SYDNEY, Australia (June 6, 2000 - The Australian/PINA Nius Online)---The Howard Government last month refused a personal plea from Solomon Islands Prime Minister Bart Ulufa‘alu for urgent assistance with policing in the troubled South Pacific capital, Honiara.

The request was made repeatedly during three urgent visits to the Solomons in April and May by senior Australian official Greg Urwin.

Mr. Ulufa‘alu asked if Australian police could be sent specifically to assist with restoring law and order in the Solomon Islands.

The Solomons Prime Minister, who was being held in protective care yesterday by members of the armed militia known as the Malaita Eagle Force, has repeatedly said that the country's police force, dominated by officers from the island of Malaita, could not be relied upon.

Refusing the request for police, Canberra instead offered to pay for 50 police from Fiji and other South Pacific countries.

Most of the police were to come from Fiji, but when they could not be spared after the coup in Suva, Australia failed to make other arrangements, Opposition foreign affairs spokesman Laurie Brereton said yesterday.

"Despite repeated warnings, despite all the calls, John Howard and his colleagues have basically sat on their hands and adopted a minimalist policy towards the desperate pleas of the Solomon Islands for Australian assistance."

Opposition frontbencher Duncan Kerr yesterday released a May 5 letter to Foreign Minister Alexander Downer in which he urged Australia to take part, along with New Zealand, Vanuatu, Papua New Guinea and Fiji, in a delegation of police from Commonwealth countries.

Mr. Kerr said government and opposition leaders and the Solomon Islands Chief Justice had all strongly backed the request for Australian help. Mr.
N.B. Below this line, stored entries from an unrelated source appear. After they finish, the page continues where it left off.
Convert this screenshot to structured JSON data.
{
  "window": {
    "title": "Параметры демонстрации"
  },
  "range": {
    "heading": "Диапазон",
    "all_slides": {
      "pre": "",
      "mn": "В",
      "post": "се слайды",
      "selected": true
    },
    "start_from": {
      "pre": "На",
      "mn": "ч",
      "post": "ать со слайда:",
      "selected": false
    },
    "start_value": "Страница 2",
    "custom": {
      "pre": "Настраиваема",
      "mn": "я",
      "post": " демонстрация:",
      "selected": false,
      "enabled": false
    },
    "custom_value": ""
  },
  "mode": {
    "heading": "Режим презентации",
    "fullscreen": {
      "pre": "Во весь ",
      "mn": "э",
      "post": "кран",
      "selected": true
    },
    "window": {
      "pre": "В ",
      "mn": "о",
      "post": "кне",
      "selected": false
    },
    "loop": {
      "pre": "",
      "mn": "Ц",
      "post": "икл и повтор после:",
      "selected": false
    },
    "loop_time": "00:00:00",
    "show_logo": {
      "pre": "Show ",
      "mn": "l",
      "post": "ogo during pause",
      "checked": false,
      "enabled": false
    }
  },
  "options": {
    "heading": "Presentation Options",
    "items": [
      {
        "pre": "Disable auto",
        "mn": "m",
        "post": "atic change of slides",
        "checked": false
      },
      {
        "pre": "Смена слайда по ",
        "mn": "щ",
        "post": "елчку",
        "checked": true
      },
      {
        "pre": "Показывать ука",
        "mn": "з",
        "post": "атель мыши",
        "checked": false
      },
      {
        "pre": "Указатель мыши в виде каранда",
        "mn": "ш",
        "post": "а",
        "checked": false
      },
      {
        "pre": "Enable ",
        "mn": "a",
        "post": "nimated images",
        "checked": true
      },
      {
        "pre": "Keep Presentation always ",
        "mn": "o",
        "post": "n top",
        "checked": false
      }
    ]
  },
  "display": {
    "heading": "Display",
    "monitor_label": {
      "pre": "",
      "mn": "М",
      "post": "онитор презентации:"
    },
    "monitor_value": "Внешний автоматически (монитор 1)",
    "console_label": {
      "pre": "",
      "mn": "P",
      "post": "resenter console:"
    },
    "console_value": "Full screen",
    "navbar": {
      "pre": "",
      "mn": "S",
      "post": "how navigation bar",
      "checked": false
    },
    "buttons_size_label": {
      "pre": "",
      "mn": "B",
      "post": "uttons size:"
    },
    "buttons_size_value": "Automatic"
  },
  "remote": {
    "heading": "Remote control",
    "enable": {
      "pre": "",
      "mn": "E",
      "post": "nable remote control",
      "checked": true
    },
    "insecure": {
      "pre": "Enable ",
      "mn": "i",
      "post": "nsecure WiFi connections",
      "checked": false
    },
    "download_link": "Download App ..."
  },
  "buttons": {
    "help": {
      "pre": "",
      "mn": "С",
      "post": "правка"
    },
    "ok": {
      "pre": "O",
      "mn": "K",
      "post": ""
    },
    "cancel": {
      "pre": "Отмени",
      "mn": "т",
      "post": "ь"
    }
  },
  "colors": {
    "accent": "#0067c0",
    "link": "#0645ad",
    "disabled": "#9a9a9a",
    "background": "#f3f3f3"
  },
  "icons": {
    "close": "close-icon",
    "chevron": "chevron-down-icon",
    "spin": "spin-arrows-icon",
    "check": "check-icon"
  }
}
Downer rejected the criticism, saying Australian Federal Police were already heavily committed in East Timor.

"Australia can't be held responsible for everything that goes wrong in a region which is a fragile part of the world," he said.

"Part of the problem here is that a number of people in the Solomon Islands have been very upset about the Prime Minister looking to the international community always for support, rather than trying to negotiate the problem within the Solomon Islands," Mr. Downer said.

Mr. Downer said there were four Australian officials in Honiara seeking a way to assist in resolving the conflict.

Mr. Downer and Mr. Howard condemned the coup.

"We are very concerned about this morning's events in the Solomon Islands," the Prime Minister told parliament.

"We do utterly condemn the kidnapping of the Prime Minister and the Governor-General by armed militants with assistance from elements of the police."